Acção reivindicativa

Acção De Luta Nacional Em Lisboa Traz À Rua Milhares De Trabalhadores!

No dia 26 de Setembro a CGTP-IN levou a cabo a Jornada Nacional de luta em Lisboa, contou com a participação de muitos trabalhadores e ativistas sindicais que desfilaram a partir do Cais do Sodré e do Rossio até à Pça. do Comércio. 

A luta pelo emprego, pelo salário pelos direitos tem sido uma luta constante, ainda mais quando milhares de trabalhadores foram despedidos e outros estão em risco de o ser, apesar dos milhões de fundos públicos que foram disponibilizados para as grandes empresas, retirando verbas à conta da Segurança Social. A defesa do emprego e a luta contra a precariedade é uma prioridade de luta. 

Na intervenção proferida pela Secretária Geral da CGTP-IN, Isabel Camarinha reafirmou a importância que tem a redução do horário de trabalho para as 35 horas semanais e a necessidade de se revogar as normas gravosas do código do trabalho, nomeadamente a da implementação do banco de horas grupal. 

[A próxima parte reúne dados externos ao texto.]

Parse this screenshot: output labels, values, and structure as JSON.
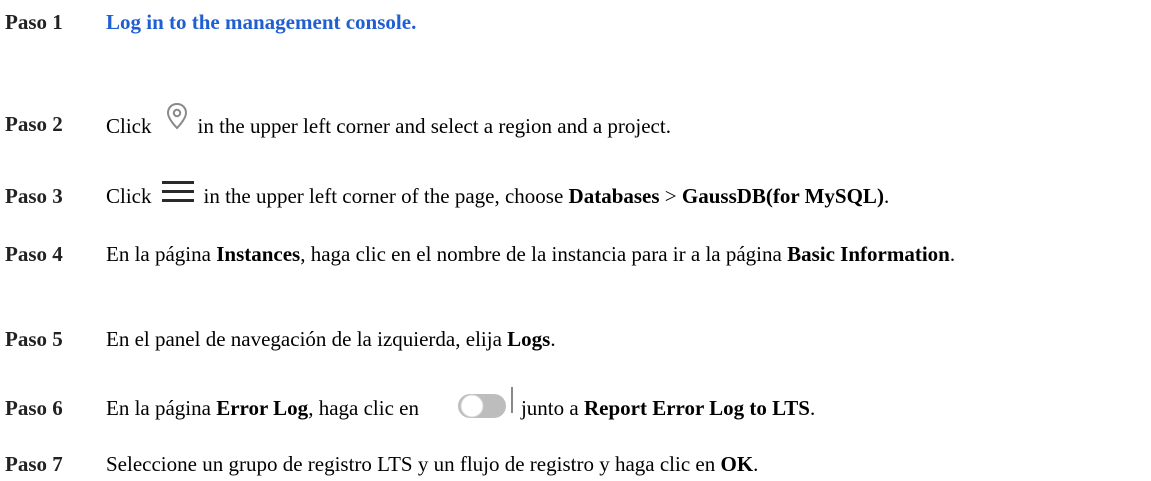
{
  "steps": [
    {
      "label": "Paso 1",
      "link": "Log in to the management console."
    },
    {
      "label": "Paso 2",
      "t1": "Click",
      "icon": "location-pin-icon",
      "t2": "in the upper left corner and select a region and a project."
    },
    {
      "label": "Paso 3",
      "t1": "Click",
      "icon": "hamburger-menu-icon",
      "t2": "in the upper left corner of the page, choose",
      "b1": "Databases",
      "sep": ">",
      "b2": "GaussDB(for MySQL)",
      "end": "."
    },
    {
      "label": "Paso 4",
      "t1": "En la página",
      "b1": "Instances",
      "t2": ", haga clic en el nombre de la instancia para ir a la página",
      "b2": "Basic Information",
      "end": "."
    },
    {
      "label": "Paso 5",
      "t1": "En el panel de navegación de la izquierda, elija",
      "b1": "Logs",
      "end": "."
    },
    {
      "label": "Paso 6",
      "t1": "En la página",
      "b1": "Error Log",
      "t2": ", haga clic en",
      "icon": "toggle-switch-icon",
      "t3": "junto a",
      "b2": "Report Error Log to LTS",
      "end": "."
    },
    {
      "label": "Paso 7",
      "t1": "Seleccione un grupo de registro LTS y un flujo de registro y haga clic en",
      "b1": "OK",
      "end": "."
    }
  ]
}
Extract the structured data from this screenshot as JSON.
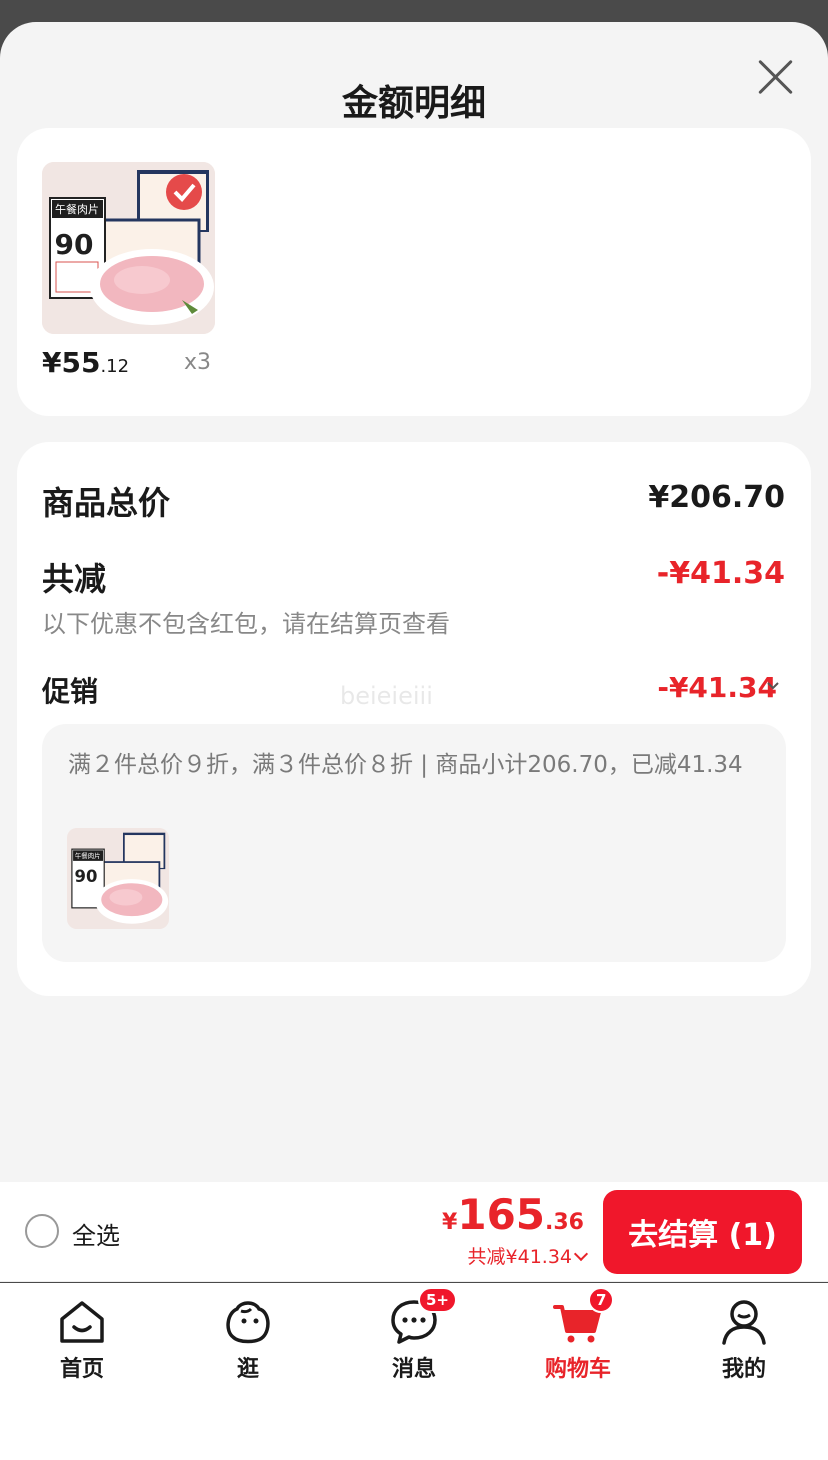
{
  "sheet": {
    "title": "金额明细"
  },
  "product": {
    "price_int": "¥55",
    "price_dec": ".12",
    "quantity": "x3",
    "thumb_text_1": "午餐肉片",
    "thumb_text_2": "90"
  },
  "detail": {
    "total_label": "商品总价",
    "total_value": "¥206.70",
    "discount_label": "共减",
    "discount_value": "-¥41.34",
    "discount_note": "以下优惠不包含红包，请在结算页查看",
    "promo_label": "促销",
    "promo_value": "-¥41.34",
    "promo_text": "满２件总价９折，满３件总价８折 | 商品小计206.70，已减41.34"
  },
  "watermark": "beieieiii",
  "checkout": {
    "select_all": "全选",
    "yen": "¥",
    "amount_int": "165",
    "amount_dec": ".36",
    "saved": "共减¥41.34",
    "button": "去结算 (1)"
  },
  "tabs": [
    {
      "label": "首页",
      "icon": "home-icon"
    },
    {
      "label": "逛",
      "icon": "browse-icon"
    },
    {
      "label": "消息",
      "icon": "message-icon",
      "badge": "5+"
    },
    {
      "label": "购物车",
      "icon": "cart-icon",
      "badge": "7"
    },
    {
      "label": "我的",
      "icon": "profile-icon"
    }
  ],
  "colors": {
    "accent": "#e8242a",
    "button": "#f0172b",
    "background": "#f4f4f4"
  }
}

Face ao actual contexto económico e social o aumento geral dos salários por via da contratação colectiva, a valorização do trabalho e dos trabalhadores são fatores determinantes para a melhoria das condições de vida e para o desenvolvimento do país. 

No final da manifestação foi aprovada uma resolução, que contém 13 reivindicações imediatas e onde é assumido o compromisso de continuar a luta, reforçando a organização e a unidade entre todos os trabalhadores, de tomar nas nossas mãos a defesa e valorização do trabalho e dos trabalhadores, a conquista de um país desenvolvido e soberano. 

Acção De Luta Nacional - Aumentar Os Salários! Desenvolver O País

O Conselho Nacional da CGTP-IN, decidiu realizar no dia 26 de Setembro, Sábado, uma Acção de Luta Nacional, (descentralizada) em todos os distritos e nas regiões autónomas sob o lema “Aumentar os salários! Desenvolver o País.”

Em Lisboa, a manifestação irá ter duas pré-concentrações – Cais do Sodré (Concelhos de Setúbal) e no Rossio – distrito de Lisboa, pelas 14h30 até ao Terreiro do Paço.

Esta acção assume particular importância quando assistimos a um fortíssimo ataque aos trabalhadores e aos seus direitos que conjugado com o agravamento da situação económica requer por parte dos trabalhadores uma forte dinâmica reivindicativa como resposta a acção do patronato que tenta impor cortes nos salários, impor o Banco de Horas e despedir trabalhadores.

Face à situação é urgente e necessário o aumento geral das pensões e dos salários, a fixação do SMN a curto prazo em 850 euros e a valorização das carreiras e profissões; a garantia do emprego e do combate à precariedade; a dinamização da contratação colectiva são reivindicações importantes tanto para os trabalhadores como para a dinamização da economia e o desenvolvimento do país.

Na resolução do C.N salienta que esta acção de luta “visa expressar a determinação dos trabalhadores para romper com o novo ciclo de incremento à exploração” ... “é preciso dar centralidade à valorização do trabalho, como factor determinante para a melhoria das condições de vida e de trabalho, bem como para o futuro do país”.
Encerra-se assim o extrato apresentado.